こんな感じ。でもここまで来ても、真理天堂については詳しく語られません。基本的に真理天堂に巻き込まれた可哀想な人たちの話なんですね。知らぬ間に悪意がすり寄っているという啓蒙にも見えたかな。

END2「帰途」


 何もわからず呪いが解けるエンド。記憶も失ってるので現実世界の時間が経過していたらこれは一種の神隠しになる気がする。これもこれで「不思議なものとの出会い」っぽさがあって良いですね!

END1「夏花冬雪」


 真相が明らかになるエンド。

 桐谷雪とは豊神の生まれ変わり(と言うが豊神の力を引き出す存在であり、別の存在として豊神はいる)で、生まれてから異形の力を得ていたため村人から嫌われていた雪は、好かれるために豊神の力を使って村の名産品であるスイカを急成長させる「豊水」を与えていた。
 主人公の父親は投資リスクを評価する仕事を請け負っていて鹿鳴村での工場開発を後押ししていた。途中までは順調だったが、株価が急下落したせいで開発は中止となる。村人の悪意に晒されないために妻子のみ先に逃がす父親。だが、妻子の車は事故に遭ったせいで妻は死に、子は瀕死の状態となる。その子を救ったのが桐谷雪だった。雪は豊神の力を子に与え、その力で子を生かした。
その後雪は死んだが、魂のみの状態で存在していた。当時救った子である主人公を呼び寄せ、悪い影響が出る前に力を引きはがそうとしたのが今回の真相だった。雪は主人公に宿った豊神の力は自然となくなるであろうと判断し、二人は別れる。

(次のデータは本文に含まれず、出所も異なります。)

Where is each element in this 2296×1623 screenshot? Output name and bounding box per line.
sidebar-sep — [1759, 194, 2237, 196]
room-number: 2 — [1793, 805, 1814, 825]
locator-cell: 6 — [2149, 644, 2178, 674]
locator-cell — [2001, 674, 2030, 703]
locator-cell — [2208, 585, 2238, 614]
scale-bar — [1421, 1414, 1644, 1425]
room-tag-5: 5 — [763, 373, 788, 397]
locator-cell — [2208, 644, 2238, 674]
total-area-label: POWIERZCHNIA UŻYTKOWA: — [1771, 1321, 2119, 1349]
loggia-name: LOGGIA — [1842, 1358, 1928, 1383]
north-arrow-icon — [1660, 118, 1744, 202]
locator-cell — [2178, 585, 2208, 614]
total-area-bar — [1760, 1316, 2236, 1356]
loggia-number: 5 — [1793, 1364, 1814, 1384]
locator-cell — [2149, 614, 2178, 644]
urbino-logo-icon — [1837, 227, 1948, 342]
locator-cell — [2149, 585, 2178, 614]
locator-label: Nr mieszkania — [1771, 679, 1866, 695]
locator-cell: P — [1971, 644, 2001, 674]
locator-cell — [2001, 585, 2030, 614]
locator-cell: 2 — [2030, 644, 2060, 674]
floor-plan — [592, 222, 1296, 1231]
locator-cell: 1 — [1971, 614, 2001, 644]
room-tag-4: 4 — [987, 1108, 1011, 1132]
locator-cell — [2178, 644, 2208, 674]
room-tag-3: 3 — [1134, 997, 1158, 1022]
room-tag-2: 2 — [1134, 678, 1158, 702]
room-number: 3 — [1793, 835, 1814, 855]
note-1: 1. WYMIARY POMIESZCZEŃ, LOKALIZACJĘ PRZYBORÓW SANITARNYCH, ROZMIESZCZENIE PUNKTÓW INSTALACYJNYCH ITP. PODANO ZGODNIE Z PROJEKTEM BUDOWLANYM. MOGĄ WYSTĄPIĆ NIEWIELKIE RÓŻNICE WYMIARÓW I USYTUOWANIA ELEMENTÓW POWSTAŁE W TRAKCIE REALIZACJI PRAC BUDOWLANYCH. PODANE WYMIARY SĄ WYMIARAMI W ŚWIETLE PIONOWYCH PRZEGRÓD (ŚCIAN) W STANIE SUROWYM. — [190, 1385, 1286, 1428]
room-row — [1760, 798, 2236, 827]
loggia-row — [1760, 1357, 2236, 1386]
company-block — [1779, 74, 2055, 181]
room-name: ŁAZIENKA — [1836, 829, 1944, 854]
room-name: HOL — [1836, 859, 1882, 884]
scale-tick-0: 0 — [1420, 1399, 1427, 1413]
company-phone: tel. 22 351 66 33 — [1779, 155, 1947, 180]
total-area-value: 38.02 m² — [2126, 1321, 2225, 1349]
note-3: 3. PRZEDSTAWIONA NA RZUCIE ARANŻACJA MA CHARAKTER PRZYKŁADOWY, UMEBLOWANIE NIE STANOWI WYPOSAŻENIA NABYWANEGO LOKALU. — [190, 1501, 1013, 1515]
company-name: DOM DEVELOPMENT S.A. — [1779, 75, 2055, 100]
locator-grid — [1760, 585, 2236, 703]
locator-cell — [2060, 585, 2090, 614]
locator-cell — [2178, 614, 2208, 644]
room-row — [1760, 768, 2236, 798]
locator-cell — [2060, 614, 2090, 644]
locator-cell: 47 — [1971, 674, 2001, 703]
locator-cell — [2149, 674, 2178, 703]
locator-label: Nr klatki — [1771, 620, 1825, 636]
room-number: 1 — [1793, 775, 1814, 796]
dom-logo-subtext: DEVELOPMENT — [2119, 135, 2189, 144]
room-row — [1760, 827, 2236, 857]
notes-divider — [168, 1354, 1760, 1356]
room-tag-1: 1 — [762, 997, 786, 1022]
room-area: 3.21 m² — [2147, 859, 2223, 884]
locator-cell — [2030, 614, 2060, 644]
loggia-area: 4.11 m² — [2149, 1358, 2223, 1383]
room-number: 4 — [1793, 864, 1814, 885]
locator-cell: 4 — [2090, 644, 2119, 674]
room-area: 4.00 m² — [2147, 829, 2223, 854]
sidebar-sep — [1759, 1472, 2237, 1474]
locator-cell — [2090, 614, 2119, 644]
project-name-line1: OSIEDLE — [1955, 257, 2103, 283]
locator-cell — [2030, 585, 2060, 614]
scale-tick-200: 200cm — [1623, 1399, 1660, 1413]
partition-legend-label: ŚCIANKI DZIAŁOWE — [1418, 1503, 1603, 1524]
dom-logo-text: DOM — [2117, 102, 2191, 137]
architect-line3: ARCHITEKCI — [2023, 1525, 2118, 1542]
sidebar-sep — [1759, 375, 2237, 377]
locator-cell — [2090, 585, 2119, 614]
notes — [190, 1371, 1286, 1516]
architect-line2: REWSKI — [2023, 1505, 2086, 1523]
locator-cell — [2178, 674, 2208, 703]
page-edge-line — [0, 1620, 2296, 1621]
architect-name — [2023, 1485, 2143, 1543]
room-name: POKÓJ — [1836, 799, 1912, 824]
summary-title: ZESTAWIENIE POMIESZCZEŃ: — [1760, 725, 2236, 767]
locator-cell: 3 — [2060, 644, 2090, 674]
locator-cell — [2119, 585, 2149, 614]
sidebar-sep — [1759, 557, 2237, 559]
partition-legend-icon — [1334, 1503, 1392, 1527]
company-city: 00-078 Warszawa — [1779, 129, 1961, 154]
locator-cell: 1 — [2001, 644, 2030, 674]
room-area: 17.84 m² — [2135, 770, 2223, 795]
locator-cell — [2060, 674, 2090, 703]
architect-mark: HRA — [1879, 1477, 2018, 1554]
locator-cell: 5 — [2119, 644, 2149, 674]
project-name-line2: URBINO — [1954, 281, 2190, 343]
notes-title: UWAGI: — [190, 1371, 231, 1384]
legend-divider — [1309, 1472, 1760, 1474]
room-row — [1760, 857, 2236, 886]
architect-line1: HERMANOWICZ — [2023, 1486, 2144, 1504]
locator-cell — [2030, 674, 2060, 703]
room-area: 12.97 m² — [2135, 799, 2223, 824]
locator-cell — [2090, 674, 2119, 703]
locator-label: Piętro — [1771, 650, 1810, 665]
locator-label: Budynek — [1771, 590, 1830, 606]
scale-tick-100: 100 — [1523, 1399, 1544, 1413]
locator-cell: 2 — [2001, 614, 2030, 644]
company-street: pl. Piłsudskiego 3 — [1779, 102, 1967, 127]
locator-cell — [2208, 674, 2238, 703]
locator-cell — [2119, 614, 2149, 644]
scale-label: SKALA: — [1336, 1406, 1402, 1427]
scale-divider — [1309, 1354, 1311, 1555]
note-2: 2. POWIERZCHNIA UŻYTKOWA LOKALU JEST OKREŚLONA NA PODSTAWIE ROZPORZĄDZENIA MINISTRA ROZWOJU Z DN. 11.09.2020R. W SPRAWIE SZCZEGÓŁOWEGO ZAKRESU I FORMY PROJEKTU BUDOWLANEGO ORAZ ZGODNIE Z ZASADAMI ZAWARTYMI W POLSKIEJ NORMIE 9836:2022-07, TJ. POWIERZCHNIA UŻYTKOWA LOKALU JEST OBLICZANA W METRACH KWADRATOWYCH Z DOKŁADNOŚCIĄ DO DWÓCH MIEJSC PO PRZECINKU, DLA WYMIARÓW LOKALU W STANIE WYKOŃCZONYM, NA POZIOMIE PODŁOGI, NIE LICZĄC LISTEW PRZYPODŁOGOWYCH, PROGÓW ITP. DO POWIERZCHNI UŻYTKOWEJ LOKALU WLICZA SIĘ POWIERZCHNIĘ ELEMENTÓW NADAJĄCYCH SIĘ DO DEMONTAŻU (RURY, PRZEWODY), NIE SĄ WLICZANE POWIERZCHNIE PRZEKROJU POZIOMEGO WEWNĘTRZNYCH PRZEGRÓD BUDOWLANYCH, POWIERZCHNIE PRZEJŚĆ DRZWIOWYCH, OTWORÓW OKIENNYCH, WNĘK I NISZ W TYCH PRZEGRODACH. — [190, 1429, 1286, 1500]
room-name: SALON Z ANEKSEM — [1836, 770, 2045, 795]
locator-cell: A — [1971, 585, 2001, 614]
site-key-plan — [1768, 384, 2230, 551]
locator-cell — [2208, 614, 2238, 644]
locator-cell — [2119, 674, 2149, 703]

END2で雪から「あなたが真相を知るには重すぎる」と言われたので諸々の要因は主人公です!ってことかと思ったらそんなことはなかった。道中の怨嗟も工場開発失敗を豊神に押し付けた村人の怨嗟ってことですかね。それらはすべて雪に向いた言葉で、雪と一緒にいるからその怨嗟をもらってるんだろうな。

 主人公の父親はこの時の後悔から経済研究に没頭するようになったんだろうと思いますが、最後の最後でなんとなく和解っぽい雰囲気になって良かったです。でもそうするとEND2では父親とは和解しないってことか~!?


■ クリア後

全体的にやさしい人たちの話

 なんと言うか、悲壮な話ではあるんだけど、やさしい人たちの話だったな~と思いました。そのやさしい人たちがやさしくない人たちに虐げられてる話なんだけどね! 作中でのフォローとして、そういう時代だったよねっていうセリフがありましたが、その通りなんだろうな。

豊神、そんな邪神だった?

 雪は「豊神を成長させたのは自身の村人たちに感謝されたい・認められたいという欲の影響(要約)」と言っていたけど、豊神に操られているような描写も特になかったので豊神が成長して困ったのは栄枯神だけじゃないかな……?と思った。村人が自主的に生贄なってたけど宗教的観点から見れば約100年で11人なら10年に一度レベルなので、マシな数だろうなぁ。でも最初は自主的にやってたことなのに習慣化してくると「強いられてる」と思うの、あるあるだよね。
 豊神は名前を言ってはいけない神とされていたけど、過去の思い出で村人は普通に名前を呼んでるのも不思議。失墜してからそうなったのかな。豊神はもう死んでるというセリフもあったし、雪の死亡=豊神の死亡なんだとしたら、別に名前を言っても問題なさそうなので死後のイメージ操作でもされたんだろうか。
他宗教から旧来の宗教へのイメージ操作はありがちだけど、雪自身も豊神を邪神として扱ってそうなのが不思議だったな。そんな邪神だった?

真理天堂の流行でめちゃくちゃ

 真理天堂の流行で村はめちゃくちゃになったのにこの流行の兆しは特に注目されてないのが意外でした。過去編で描かれているのは全部毒を撒く直前の話だもんな。そりゃ「裏切者!」って言われて殺されるわ。しかも裏切者の妻は「あいつらマジで邪神を敬っててやばいんだけど」みたいな文章残してるし、被害者面して加害者なんですよね。人間ってこういうところある。お前の夫は毒ガスを撒く指示をした加害者だぞ。

主犯残ってるやないかい!

 お気に入りの小説家が真理天堂の主犯である可能性が提示されましたが、もしそうなら通報しろ!と思ってしまいました。ほんのり怖いホラーテイストの演出で終わってましたが、悪い出来事がほぼ現実的なことだったので、「怖い」と思うより先に「通報しろよ!」の気持ちが強くなってしまう。はやく通報して~!






■ まとめ(ネタバレなし)

 プレイ時間は4.4時間。最初はホラーだと思ったけどそんなことはありませんでした。和風ファンタジー微ホラーって感じ。本当に親切なゲームで難易度やさしめ、サクッとプレイできて面白かったです。
でも実際の地下鉄サリン事件をモチーフとしてるので苦手な人はやめた方が良さそう。